December 11, 2006

Since his demotion as a columnist/blogger, Michael Hiltzik has been earning his paycheck, with a series on the scientific fraud masquerading as "performance enhancing drug tests," here and here. His findings:
"Athletes are presumed guilty and denied routine access to lab data potentially relevant to their defense.

Trivial and accidental violations draw penalties similar to those for intentional use of illicit performance-enhancing substances.

Anti-doping authorities or sports federations have leaked details of cases against athletes or made public assertions of their guilt before tests were confirmed or appeals resolved.

Arbitrators, theoretically neutral judges, are bound by rules drafted and enforced by the World Anti-Doping Agency and its affiliates, including the U.S. Anti-Doping Agency. They have almost no discretion to adjust penalties to fit individual circumstances.
One sad case involved Zach Lund, an athlete cheated out of a chance to compete in the last Winter Olympics:
Accused athletes find that challenging a system stacked against them can be extraordinarily costly, prompting some to abandon any effort at defense.

"It wiped out my life savings and my college savings," Zach Lund, 27, a world-class skeleton sled racer from Salt Lake City, said of his effort to clear himself of doping charges.

In 2005, a drug test found traces of finasteride, an ingredient in anti-baldness medication, in his urine. The substance had been banned only that year over concerns that it might mask the presence of steroids in urine samples. That concern, however, was based on a single study by a WADA lab that had not been peer-reviewed by a medical journal. And Lund had been taking the hair restoration prescription for five years.

"I lost all my sponsorships and my funding" from the U.S. Olympic Committee, Lund said in an interview. "I even had to get money from my family and friends. The system is broken. Right now, it's catching people who make mistakes."
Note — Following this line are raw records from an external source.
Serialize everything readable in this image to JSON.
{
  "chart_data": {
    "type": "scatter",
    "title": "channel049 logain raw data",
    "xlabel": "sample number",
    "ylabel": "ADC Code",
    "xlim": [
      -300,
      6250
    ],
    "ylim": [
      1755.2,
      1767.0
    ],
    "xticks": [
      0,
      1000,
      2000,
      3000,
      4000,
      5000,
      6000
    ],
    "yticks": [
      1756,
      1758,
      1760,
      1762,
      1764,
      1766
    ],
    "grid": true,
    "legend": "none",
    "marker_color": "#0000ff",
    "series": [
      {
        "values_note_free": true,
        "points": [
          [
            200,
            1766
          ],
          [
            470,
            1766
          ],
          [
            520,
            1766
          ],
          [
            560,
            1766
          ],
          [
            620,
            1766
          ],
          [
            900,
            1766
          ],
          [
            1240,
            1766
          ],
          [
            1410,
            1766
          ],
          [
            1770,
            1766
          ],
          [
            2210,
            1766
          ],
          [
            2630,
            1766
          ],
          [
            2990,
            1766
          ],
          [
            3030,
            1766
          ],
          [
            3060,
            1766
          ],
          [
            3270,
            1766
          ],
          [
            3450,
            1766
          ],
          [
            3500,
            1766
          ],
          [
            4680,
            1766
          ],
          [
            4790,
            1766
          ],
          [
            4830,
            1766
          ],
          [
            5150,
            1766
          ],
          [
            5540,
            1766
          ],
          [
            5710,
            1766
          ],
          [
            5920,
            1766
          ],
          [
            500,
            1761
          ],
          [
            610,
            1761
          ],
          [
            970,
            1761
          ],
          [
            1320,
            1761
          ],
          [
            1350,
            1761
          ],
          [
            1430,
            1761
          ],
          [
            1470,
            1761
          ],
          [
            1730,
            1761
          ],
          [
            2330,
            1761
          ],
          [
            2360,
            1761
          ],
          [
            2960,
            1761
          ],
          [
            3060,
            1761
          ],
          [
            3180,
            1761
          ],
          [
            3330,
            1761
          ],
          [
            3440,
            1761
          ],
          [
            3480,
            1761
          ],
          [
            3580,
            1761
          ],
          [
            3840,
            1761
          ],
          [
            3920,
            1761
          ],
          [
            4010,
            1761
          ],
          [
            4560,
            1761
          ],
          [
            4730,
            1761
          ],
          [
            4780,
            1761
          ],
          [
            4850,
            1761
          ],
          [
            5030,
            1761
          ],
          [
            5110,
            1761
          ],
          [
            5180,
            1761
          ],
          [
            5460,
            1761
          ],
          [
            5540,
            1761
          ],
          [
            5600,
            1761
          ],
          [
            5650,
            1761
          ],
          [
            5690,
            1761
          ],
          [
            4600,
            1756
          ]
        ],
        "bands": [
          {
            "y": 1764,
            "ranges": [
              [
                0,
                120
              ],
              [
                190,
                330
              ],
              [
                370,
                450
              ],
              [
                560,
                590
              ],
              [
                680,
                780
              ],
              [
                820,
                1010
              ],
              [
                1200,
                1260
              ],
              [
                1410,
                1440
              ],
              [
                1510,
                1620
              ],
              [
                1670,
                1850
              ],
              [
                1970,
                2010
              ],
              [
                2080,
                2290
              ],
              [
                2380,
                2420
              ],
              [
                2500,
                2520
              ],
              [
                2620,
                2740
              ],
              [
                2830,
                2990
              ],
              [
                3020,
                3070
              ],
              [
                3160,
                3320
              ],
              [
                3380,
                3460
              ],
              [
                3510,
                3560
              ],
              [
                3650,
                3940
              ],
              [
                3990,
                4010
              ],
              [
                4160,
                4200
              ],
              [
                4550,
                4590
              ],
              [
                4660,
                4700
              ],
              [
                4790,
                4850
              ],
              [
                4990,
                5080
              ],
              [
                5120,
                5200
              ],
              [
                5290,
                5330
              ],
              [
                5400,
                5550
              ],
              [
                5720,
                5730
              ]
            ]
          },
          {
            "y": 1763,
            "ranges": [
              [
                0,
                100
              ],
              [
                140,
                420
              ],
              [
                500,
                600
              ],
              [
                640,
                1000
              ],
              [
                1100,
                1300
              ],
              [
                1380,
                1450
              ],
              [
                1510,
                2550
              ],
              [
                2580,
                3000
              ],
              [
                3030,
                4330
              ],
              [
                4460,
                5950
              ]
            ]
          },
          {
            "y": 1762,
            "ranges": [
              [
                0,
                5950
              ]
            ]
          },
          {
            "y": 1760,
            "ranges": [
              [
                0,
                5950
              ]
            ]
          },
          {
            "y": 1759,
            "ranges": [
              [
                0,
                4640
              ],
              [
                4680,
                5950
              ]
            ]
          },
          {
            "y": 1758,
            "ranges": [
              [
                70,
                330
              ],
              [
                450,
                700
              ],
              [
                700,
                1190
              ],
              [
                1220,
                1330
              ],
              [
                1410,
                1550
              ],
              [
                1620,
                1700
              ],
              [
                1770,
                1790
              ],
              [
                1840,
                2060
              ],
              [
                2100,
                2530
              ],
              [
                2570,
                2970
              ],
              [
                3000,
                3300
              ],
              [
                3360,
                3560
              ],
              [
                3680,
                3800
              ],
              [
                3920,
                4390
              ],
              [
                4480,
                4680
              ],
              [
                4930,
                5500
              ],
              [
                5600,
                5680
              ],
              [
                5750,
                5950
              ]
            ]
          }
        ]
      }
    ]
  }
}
An arbitration panel acknowledged that the finasteride came from Lund's medication. In upholding a one-year suspension that deprived him of a chance to compete in the 2006 Winter Olympics in Turin, Italy, which opened on the very day of the ruling, arbitrators called him "an honest athlete" and acknowledged that the substance had no performance-enhancing effect.

They conceded that they had reached their decision "with a heavy heart": Although Lund had faithfully disclosed his medication on anti-doping forms at every event, no official had ever alerted him to the change in finasteride's status.
Moreover, the conflicts of interest abound: scientists who work for the labs in question are forbidden from giving expert testimony in favor of an athlete who challenges the tests, and the arbitrators who hear appeals have professional and pecuniary relationships with the anti-doping agencies, making it nearly impossible to find an impartial judge.

In other words, it's a racket, the exposure of which should give Mr. Hiltzik a shot at another well-deserved Pulitzer Prize.